"Intact" Carrier Doping by Pump-Pump-Probe Spectroscopy in Combination with Interfacial Charge Transfer: A Case Study of CsPbBr3 Nanocrystals

J Phys Chem Lett. 2018 Jun 21;9(12):3372-3377. doi: 10.1021/acs.jpclett.8b01132. Epub 2018 Jun 7.

Abstract

Carrier doping is important for semiconductor nanocrystals (NCs) as it offers a new knob to tune NCs' functionalities, in addition to size and shape control. Also, extensive studies on NC devices have revealed that under operating conditions NCs are often unintentionally doped with electrons or holes. Thus, it is essential to be able to control the doping of NCs and study the carrier dynamics of doped NCs.
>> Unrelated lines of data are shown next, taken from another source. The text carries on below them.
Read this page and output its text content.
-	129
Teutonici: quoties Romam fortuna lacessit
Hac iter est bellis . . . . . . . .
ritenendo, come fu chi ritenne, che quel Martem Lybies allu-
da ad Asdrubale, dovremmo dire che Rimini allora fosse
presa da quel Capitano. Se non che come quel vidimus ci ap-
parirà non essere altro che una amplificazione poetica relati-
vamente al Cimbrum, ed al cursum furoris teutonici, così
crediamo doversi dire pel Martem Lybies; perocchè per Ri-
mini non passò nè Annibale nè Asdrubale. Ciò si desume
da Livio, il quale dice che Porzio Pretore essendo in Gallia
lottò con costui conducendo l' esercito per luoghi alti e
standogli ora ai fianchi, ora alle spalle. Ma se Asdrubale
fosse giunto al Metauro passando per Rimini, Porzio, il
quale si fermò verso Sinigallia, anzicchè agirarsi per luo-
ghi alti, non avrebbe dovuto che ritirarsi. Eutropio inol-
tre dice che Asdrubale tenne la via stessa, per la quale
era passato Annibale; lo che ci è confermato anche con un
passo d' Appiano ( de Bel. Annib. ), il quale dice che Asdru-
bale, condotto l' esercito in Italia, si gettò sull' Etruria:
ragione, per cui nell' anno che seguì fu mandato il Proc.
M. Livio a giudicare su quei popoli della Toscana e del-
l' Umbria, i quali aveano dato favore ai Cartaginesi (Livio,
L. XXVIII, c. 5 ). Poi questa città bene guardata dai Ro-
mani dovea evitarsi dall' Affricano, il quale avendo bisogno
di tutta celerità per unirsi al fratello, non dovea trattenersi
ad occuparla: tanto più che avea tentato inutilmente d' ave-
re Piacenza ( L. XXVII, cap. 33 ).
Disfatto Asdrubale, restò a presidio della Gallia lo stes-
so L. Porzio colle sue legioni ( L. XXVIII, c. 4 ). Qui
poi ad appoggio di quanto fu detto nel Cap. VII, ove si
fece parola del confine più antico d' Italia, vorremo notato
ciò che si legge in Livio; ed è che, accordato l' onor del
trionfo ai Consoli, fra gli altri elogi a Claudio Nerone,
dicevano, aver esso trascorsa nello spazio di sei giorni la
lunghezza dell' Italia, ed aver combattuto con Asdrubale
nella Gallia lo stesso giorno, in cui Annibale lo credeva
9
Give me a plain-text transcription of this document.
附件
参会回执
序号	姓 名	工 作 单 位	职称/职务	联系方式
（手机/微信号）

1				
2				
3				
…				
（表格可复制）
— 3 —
The extension of previously reported redox-doping methods to chemically sensitive materials, such as recently introduced perovskite NCs, has remained challenging. We introduce an "intact" carrier-doping method by performing pump-pump-probe transient absorption spectroscopy on NC-acceptor complexes. The first pump pulse is used to trigger charge transfer from the NC to the acceptor, leading to NCs doped with a band edge carrier; the following pump-probe pulses measure the dynamics of carrier-doped NCs. We performed this measurement on CsPbBr3 NCs and deduced positive and negative trion lifetimes of 220 ± 50 and 150 ± 40 ps, respectively, for 10 nm diameter NCs, both dominated by Auger recombination. It also allowed us to identify randomly photocharged excitons in CsPbBr3 NCs as positive trions.